I urged Okrent to bring my complaint to the attention of the appropriate editors, and said that I looked forward to the day when the Times would cease publishing on the front page of its "Arts" section, articles on such topics as child molestation, Muhammad Ali, Hitler, and the tragedy of cystic fibrosis. Bovino again responded, albeit unsatisfactorily this time. Purporting to speak for both of us, he said that he was afraid that we were going to "have to agree to disagree" regarding this matter--he did not "see anything wrong with the placement" of the pieces I had cited, but had nonetheless "noted [my] disapproval" to Okrent. Regrettably, it seems that neither the culture editor nor the executive editor of the paper had been asked to consider the matter. Most disappointing, Okrent apparently agreed with Bovino, as I received no further word.

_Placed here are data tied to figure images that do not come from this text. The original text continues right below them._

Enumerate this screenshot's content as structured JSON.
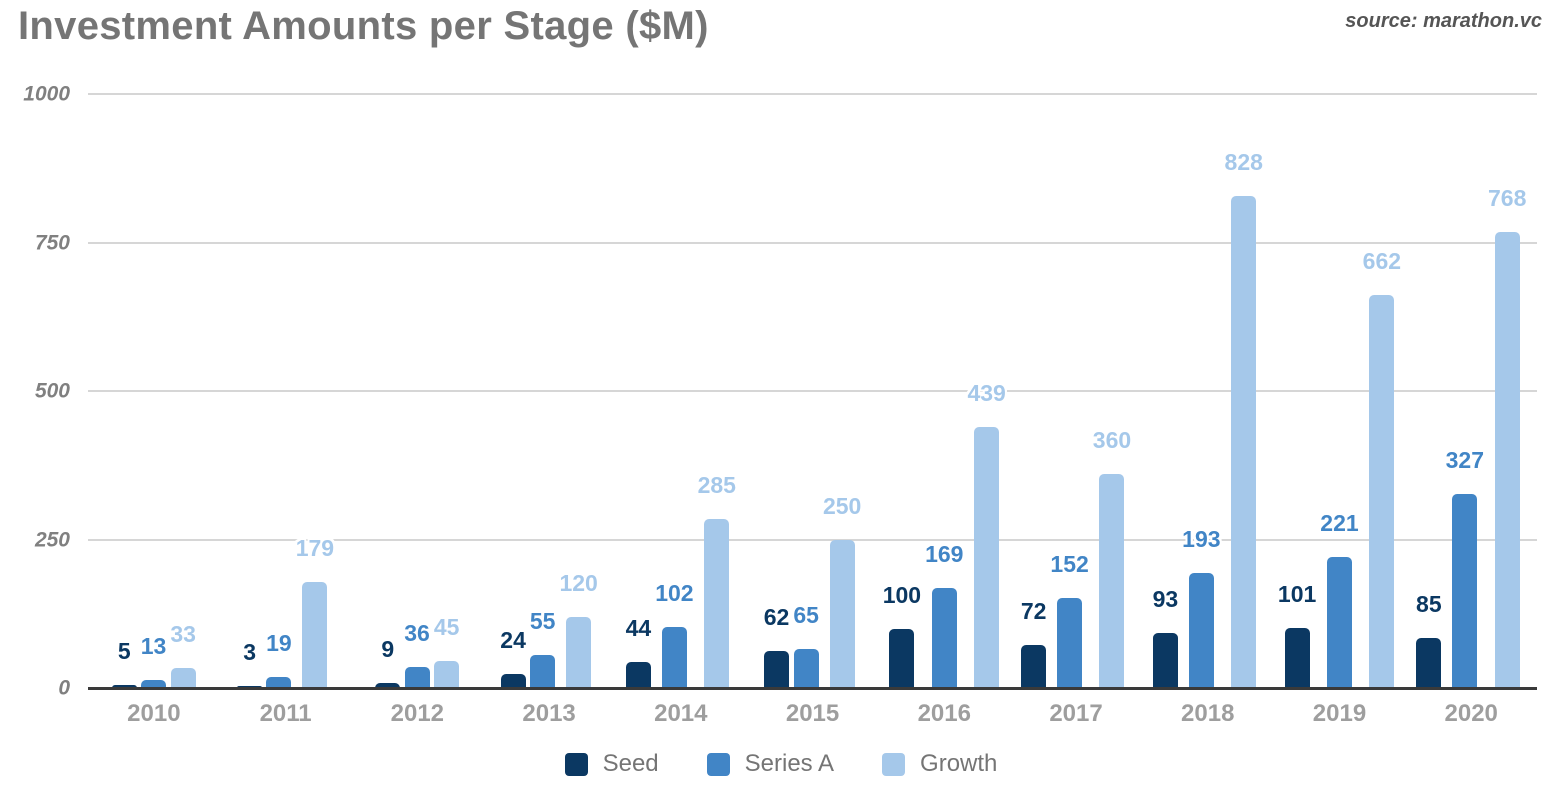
{
  "header": {
    "title": "Investment Amounts per Stage ($M)",
    "source": "source: marathon.vc"
  },
  "chart_data": {
    "type": "bar",
    "title": "Investment Amounts per Stage ($M)",
    "source_note": "source: marathon.vc",
    "categories": [
      "2010",
      "2011",
      "2012",
      "2013",
      "2014",
      "2015",
      "2016",
      "2017",
      "2018",
      "2019",
      "2020"
    ],
    "series": [
      {
        "name": "Seed",
        "color": "#0b3862",
        "values": [
          5,
          3,
          9,
          24,
          44,
          62,
          100,
          72,
          93,
          101,
          85
        ]
      },
      {
        "name": "Series A",
        "color": "#4185c6",
        "values": [
          13,
          19,
          36,
          55,
          102,
          65,
          169,
          152,
          193,
          221,
          327
        ]
      },
      {
        "name": "Growth",
        "color": "#a5c8ea",
        "values": [
          33,
          179,
          45,
          120,
          285,
          250,
          439,
          360,
          828,
          662,
          768
        ]
      }
    ],
    "y_ticks": [
      0,
      250,
      500,
      750,
      1000
    ],
    "ylim": [
      0,
      1000
    ],
    "xlabel": "",
    "ylabel": "",
    "grid": true,
    "value_labels": true,
    "legend_position": "bottom"
  },
  "colors": {
    "background": "#ffffff",
    "gridline": "#d6d6d6",
    "axis_line": "#3a3a3a",
    "title_text": "#757575",
    "tick_text": "#808080",
    "category_text": "#9e9e9e",
    "legend_text": "#757575"
  }
}
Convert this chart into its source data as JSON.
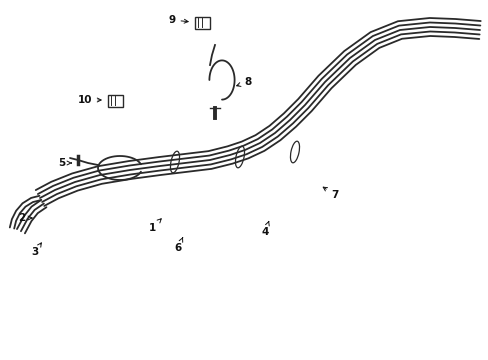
{
  "background_color": "#ffffff",
  "line_color": "#2a2a2a",
  "figsize": [
    4.89,
    3.6
  ],
  "dpi": 100,
  "xlim": [
    0,
    489
  ],
  "ylim": [
    0,
    360
  ]
}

Would Okrent find "nothing wrong" if the Times were to publish music reviews in the Sports section, say, or articles about hostilities in Iraq on the front page of the Real Estate or Travel sections? Of course not--which means that there is, in effect, a double standard at play. While the definition of "sports," "real estate," "travel," are objectively fixed, that of "art" is regarded as open-ended, perhaps not as important, and therefore left to the whim of the paper's culture and arts editors.

1. The first time you visit the New York Times website, you must register, but can request that you not be sent any e-mail by the Times or any third party. For most articles, access is free within a week of the publication date, but for some (such as the Public Editor's page linked to above) such access seems indefinite.

2. Dunlap is not an arts critic. He writes on architecture and design, real-estate development, landmarks, and urban history for the Times and is also a photographer and author. His most recent book is From Abyssinian to Zion: A Guide to Manhattan's Houses of Worship, published this year.